My iPad says 14 days to go. Really it's 13 days and about 1 hour. But who's counting.
I am constantly aware of the clock, the date and what I need to do. I am rushing at work, trying to tie up all the loose ends. I am busy at home, but not really scratching the surface of what I really need to do. I'm exhausted. I'm stressed. My blood pressure at my pre-op appointment was 157/91. Yikes. Normally that is much lower.
I know what to expect. I know about the pain. I know about the nerve block tube in my neck. I know about the night sweats. I know about the messy hair and "discussions" with my husband about my ponytail. I know about the scar. I know about the pain. I know about the "what happened" questions of concern from those who care and those who are nosy. I know about the pain. It doesn't mean that I like any part of this one bit.
Somehow all this knowledge is not offering any comfort. Somehow, this time doesn't seem to be any easier than last time. Somehow, facing another shoulder surgery, I am still scared. I can plan all I want, I can think I am prepared. But I am not. I am just as afraid as last time.

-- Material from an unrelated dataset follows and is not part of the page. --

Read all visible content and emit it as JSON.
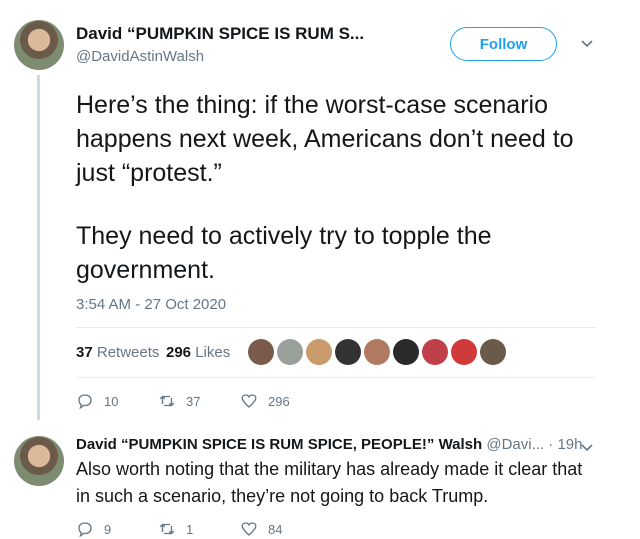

I have been brushing off comments of concern from family, colleagues and the kids with reassuring them that I will be provided with world-class narcotics and that will solve all of my surgery pain. But sometimes, there is pain that you can't take medication for. I am having my shoulder resurfaced. I can't have a Total Shoulder Replacement as I have too much joint damage. This sucks. This really, really sucks.
I have always loved the music of U2. At various stages of my life, their music has offered different meanings. I was listening to a broadcast of the Clinton Foundation concert, and I heard another version of "I Still Haven't Found What I'm Looking For". To me, today, this song resonates of me searching for the comfort I thought I might find in repeating a surgery. But I still haven't found what I'm looking for.